Tribunes

Quel rôle a joué l’Angleterre dans l’exil des rois de France ?

Oui, l’exil des rois de France ou, si vous préférez, l’écartement forcé de la dynastie royale de France. D’aucuns auraient dit : « quel rôle joua l’Angleterre dans la disparition de la royauté en France », mais ce serait à l’encontre de l’ordre divin et naturel du pays où, quoique pouvant être cantonnée à la banlieue de Bourges voire en deçà, la monarchie ne saurait disparaître que par extinction totale de la dynastie désignée par voie de naissance… ou par disparition de la nation concernée.

Une filiation idéologique

Quoi qu’il en soit, après ce bref aparté, revenons au cœur de notre sujet : ne serait-ce pas l’Angleterre qui aurait été le principal artisan de la Révolution française (nous ne faisons que reprendre l’expression consacrée par l’historiographie majoritaire), puis de la mise à l’écart des Bourbons ?

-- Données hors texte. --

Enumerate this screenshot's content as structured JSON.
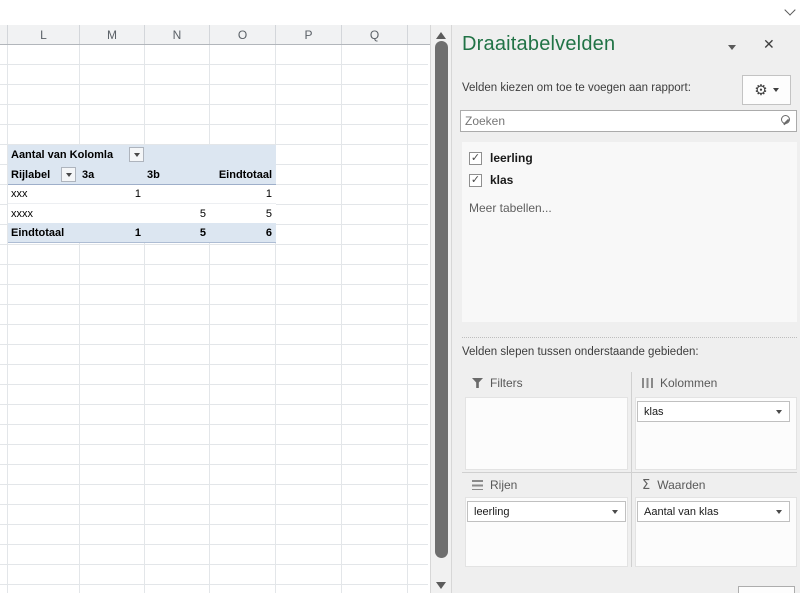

Or, il est évident qu’il existe des affinités idéologiques certaines entre l’Angleterre moderne et la Révolution française. Les « Philosophes des Lumières » qui ont préparé 1789 et ses suites ont été pour une part non négligeable des admirateurs de nombreux éléments du système politique britannique. Montesquieu en est probablement l’exemplaire le plus manifeste.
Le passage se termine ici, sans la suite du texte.